Pourquoi prendre de la gelée royale ? Car comme le miel, il possède de nombreuses propriétés thérapeutiques, bénéfiques et curatives étant donné ses excellentes propriétés nutritionnelles et réparatrices, étant une source naturelle de vitamine A, de vitamines du complexe C, D, E et, en particulier, du complexe B.

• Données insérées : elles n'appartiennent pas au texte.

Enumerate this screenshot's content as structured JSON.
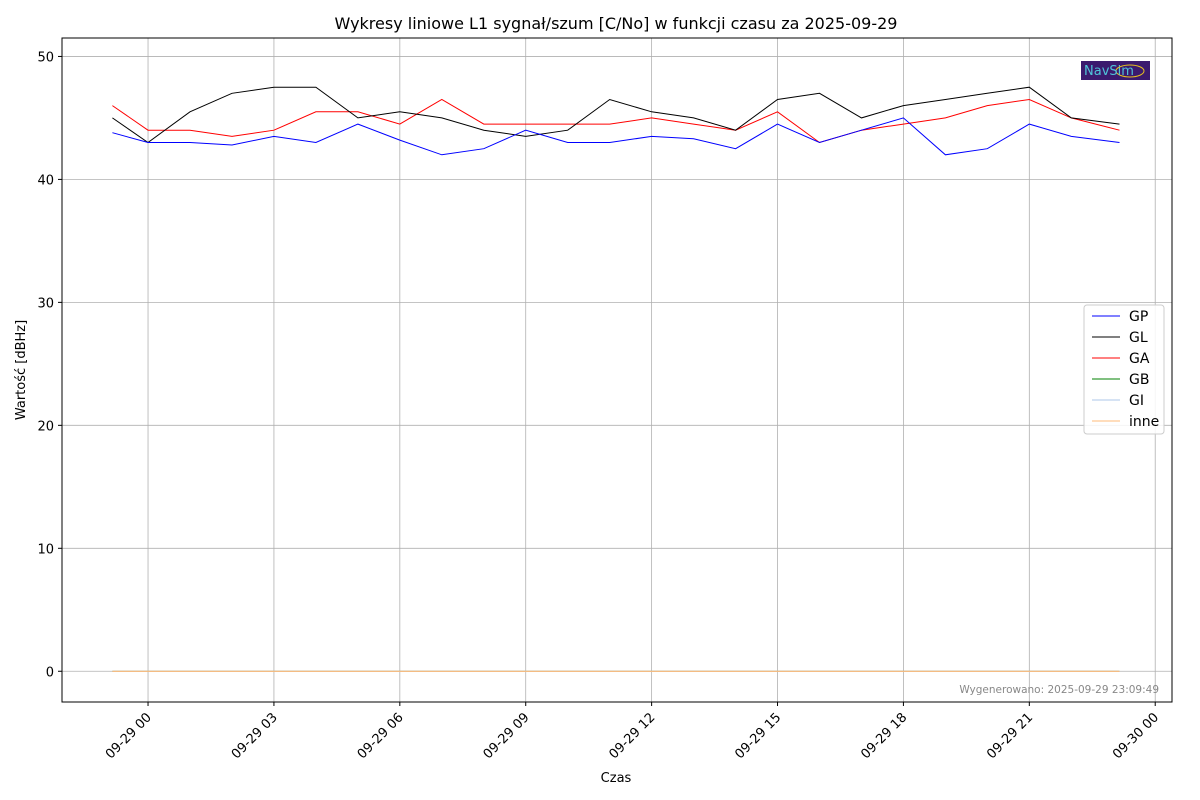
{
  "chart_data": {
    "type": "line",
    "title": "Wykresy liniowe L1 sygnał/szum [C/No] w funkcji czasu za 2025-09-29",
    "xlabel": "Czas",
    "ylabel": "Wartość [dBHz]",
    "ylim": [
      -2.5,
      51.5
    ],
    "xlim_hours": [
      -2.05,
      24.4
    ],
    "yticks": [
      0,
      10,
      20,
      30,
      40,
      50
    ],
    "xticks": [
      {
        "hour": 0,
        "label": "09-29 00"
      },
      {
        "hour": 3,
        "label": "09-29 03"
      },
      {
        "hour": 6,
        "label": "09-29 06"
      },
      {
        "hour": 9,
        "label": "09-29 09"
      },
      {
        "hour": 12,
        "label": "09-29 12"
      },
      {
        "hour": 15,
        "label": "09-29 15"
      },
      {
        "hour": 18,
        "label": "09-29 18"
      },
      {
        "hour": 21,
        "label": "09-29 21"
      },
      {
        "hour": 24,
        "label": "09-30 00"
      }
    ],
    "grid": true,
    "legend_position": "center-right",
    "x_hours": [
      -0.85,
      0,
      1,
      2,
      3,
      4,
      5,
      6,
      7,
      8,
      9,
      10,
      11,
      12,
      13,
      14,
      15,
      16,
      17,
      18,
      19,
      20,
      21,
      22,
      23.15
    ],
    "series": [
      {
        "name": "GP",
        "color": "#0000ff",
        "values": [
          43.8,
          43,
          43,
          42.8,
          43.5,
          43,
          44.5,
          43.2,
          42,
          42.5,
          44,
          43,
          43,
          43.5,
          43.3,
          42.5,
          44.5,
          43,
          44,
          45,
          42,
          42.5,
          44.5,
          43.5,
          43
        ]
      },
      {
        "name": "GL",
        "color": "#000000",
        "values": [
          45,
          43,
          45.5,
          47,
          47.5,
          47.5,
          45,
          45.5,
          45,
          44,
          43.5,
          44,
          46.5,
          45.5,
          45,
          44,
          46.5,
          47,
          45,
          46,
          46.5,
          47,
          47.5,
          45,
          44.5
        ]
      },
      {
        "name": "GA",
        "color": "#ff0000",
        "values": [
          46,
          44,
          44,
          43.5,
          44,
          45.5,
          45.5,
          44.5,
          46.5,
          44.5,
          44.5,
          44.5,
          44.5,
          45,
          44.5,
          44,
          45.5,
          43,
          44,
          44.5,
          45,
          46,
          46.5,
          45,
          44
        ]
      },
      {
        "name": "GB",
        "color": "#008000",
        "values": [
          0,
          0,
          0,
          0,
          0,
          0,
          0,
          0,
          0,
          0,
          0,
          0,
          0,
          0,
          0,
          0,
          0,
          0,
          0,
          0,
          0,
          0,
          0,
          0,
          0
        ]
      },
      {
        "name": "GI",
        "color": "#aec7e8",
        "values": [
          0,
          0,
          0,
          0,
          0,
          0,
          0,
          0,
          0,
          0,
          0,
          0,
          0,
          0,
          0,
          0,
          0,
          0,
          0,
          0,
          0,
          0,
          0,
          0,
          0
        ]
      },
      {
        "name": "inne",
        "color": "#ffbb78",
        "values": [
          0,
          0,
          0,
          0,
          0,
          0,
          0,
          0,
          0,
          0,
          0,
          0,
          0,
          0,
          0,
          0,
          0,
          0,
          0,
          0,
          0,
          0,
          0,
          0,
          0
        ]
      }
    ],
    "annotation": "Wygenerowano: 2025-09-29 23:09:49",
    "logo_text": "NavSim"
  }
}
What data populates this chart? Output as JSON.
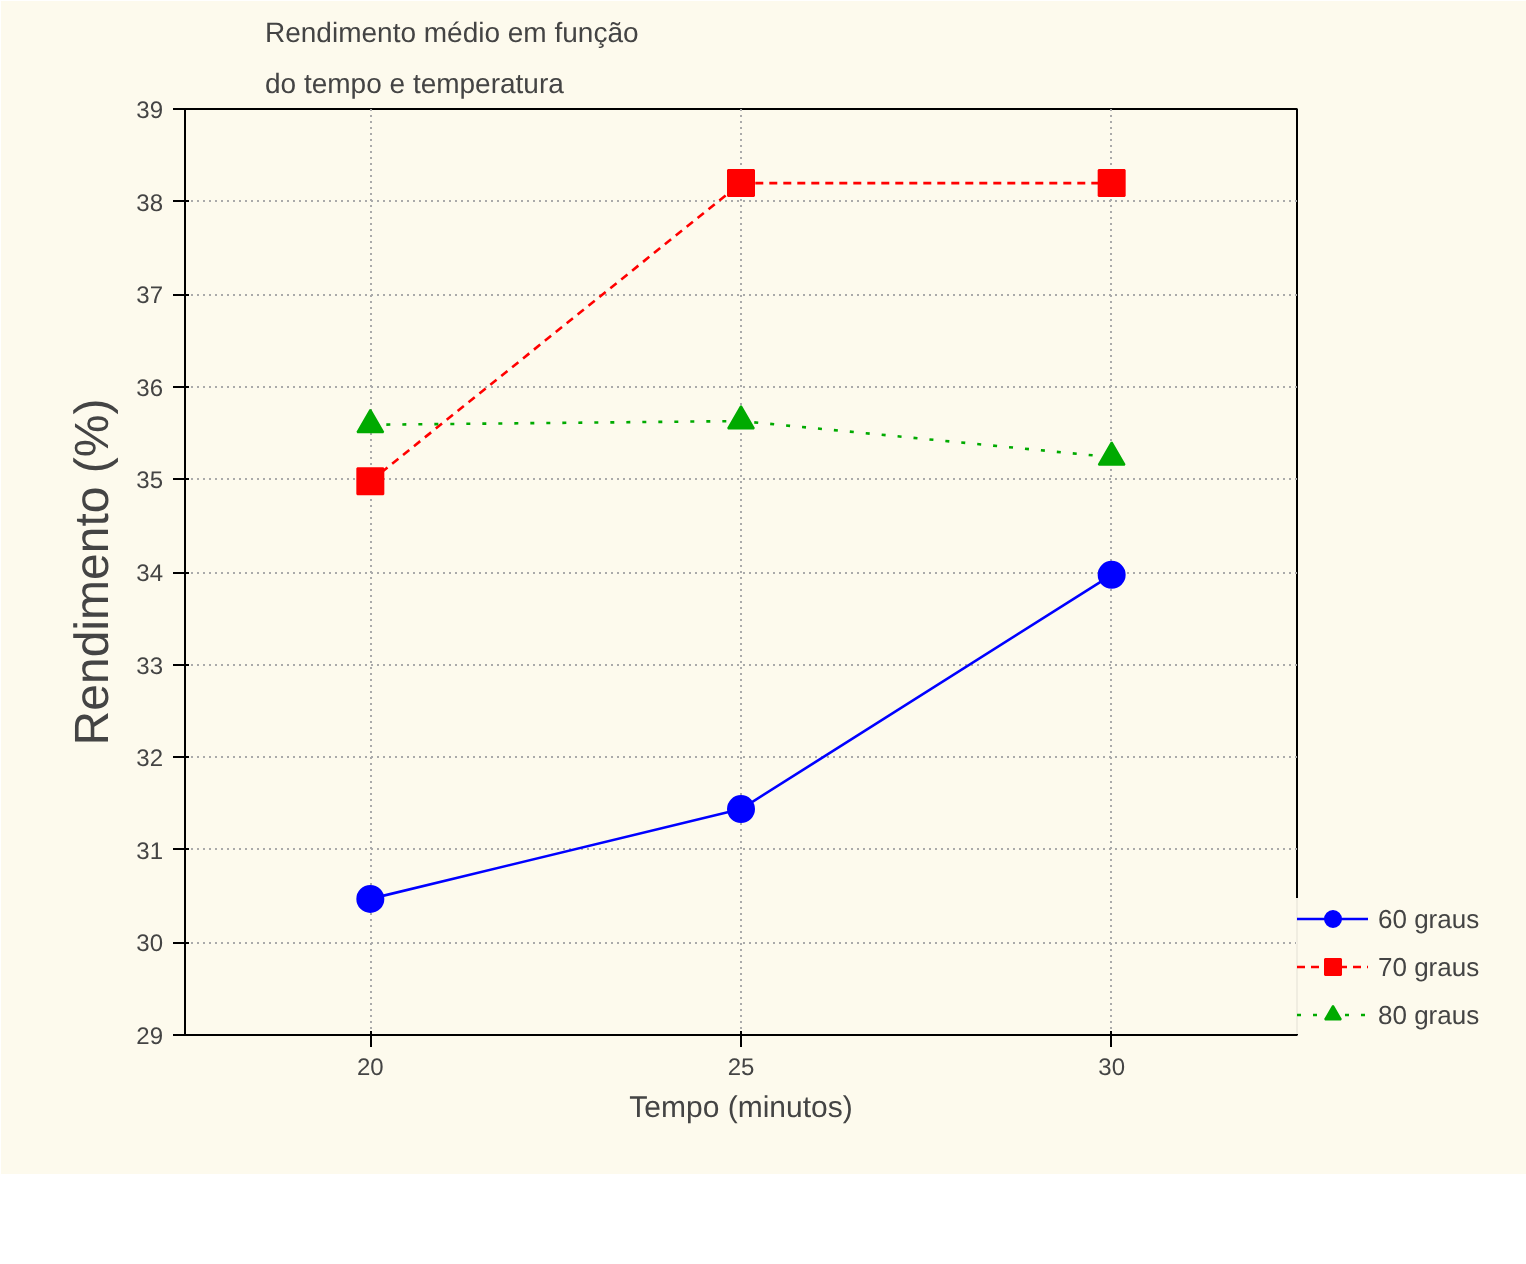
{
  "chart_data": {
    "type": "line",
    "title": "Rendimento médio em função do tempo e temperatura",
    "xlabel": "Tempo (minutos)",
    "ylabel": "Rendimento (%)",
    "x": [
      20,
      25,
      30
    ],
    "xlim": [
      17.5,
      32.5
    ],
    "xticks": [
      20,
      25,
      30
    ],
    "ylim": [
      29,
      39
    ],
    "yticks": [
      29,
      30,
      31,
      32,
      33,
      34,
      35,
      36,
      37,
      38,
      39
    ],
    "grid": true,
    "legend": "bottom right",
    "series": [
      {
        "name": "60 graus",
        "color": "#0000ff",
        "values": [
          30.47,
          31.44,
          33.97
        ],
        "marker": "circle",
        "line_style": "solid"
      },
      {
        "name": "70 graus",
        "color": "#ff0000",
        "values": [
          34.98,
          38.2,
          38.2
        ],
        "marker": "square",
        "line_style": "dashed"
      },
      {
        "name": "80 graus",
        "color": "#00aa00",
        "values": [
          35.59,
          35.63,
          35.24
        ],
        "marker": "triangle",
        "line_style": "dotted"
      }
    ]
  }
}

La propolis (“pro”, qui signifie “avant” et “polis”, qui signifie “ville”) est la substance que les abeilles déposent à l’entrée de leur ruche, pour se protéger des agressions extérieures.
Contrairement au miel et à la cire d’abeille (fruits du traitement du nectar et du pollen), la propolis n’est pas utilisée comme aliment par les abeilles, mais comme matériau de construction : son ingrédient de base est en effet une substance résineuse qui recouvre les pousses de certains feuillus (aulne, bouleau, chêne, frêne, marronnier d’Inde, orme, prunier, saule et surtout peupliers), mais aussi de conifères (pins, sapins, épicéas). Après la récolte, les abeilles la transforment en ajoutant de la cire, du pollen et des enzymes produites par les abeilles elles-mêmes.
Propolis a de nombreuses indications thérapeutiques : en externe, elle traite les états inflammatoires de la cavité buccale, ainsi que les plaies et les lésions, tandis qu’en interne, elle est utile dans la prévention et le traitement des infections des voies respiratoires et des infections bactériennes, virales et parasitaires.

Venin d’abeille

Venin d’abeille est produit par l’appareil à venin, composé de deux glandes, la glande alcaline, qui sécrète un liquide alcalin et la glande acide reliée à un petit sac appelé sac à venin. L’abeille pique avec le dard, aussi appelé fléchette, situé au bout de l’abdomen. Le dard représente l’extrême défense de l’abeille, après quoi elle est destinée à mourir, car l’arrachage du dard de son abdomen entraîne une lacération interne irréparable.
Il y a au moins 18 composants actifs aux propriétés pharmaceutiques dans le venin d’abeille. Le mécanisme de son action sur l’organisme n’est pas encore totalement compris, mais les scientifiques pensent qu’il est capable de modifier les fonctions du système immunitaire et de contribuer à l’activation de la production de cortisol, un formidable agent anti-inflammatoire.
Les piqûres d’abeilles ont des effets différents mais provoquent généralement un œdème autour de la piqûre, avec une sensation de douleur et un gonflement évident. Elle peut survenir plutôt que la piqûre d’abeille et provoquer une manifestation allergique dont les conséquences peuvent être graves, avec un gonflement des muqueuses, des difficultés respiratoires, un œdème pulmonaire et une hémolyse. Il s’agit de cas sporadiques, mais à ne pas sous-estimer.
Le venin d’abeille, qui peut aujourd’hui être extrait sans provoquer la mort de l’insecte, est utilisé pour traiter les maladies rhumatismales, l’arthrite chronique et certaines maladies inflammatoires. Le poison est administré sur les zones à traiter soit directement, par le biais des piqûres d’abeilles, soit dilué, à l’aide de seringues, soit contenu dans diverses préparations (crèmes et lotions).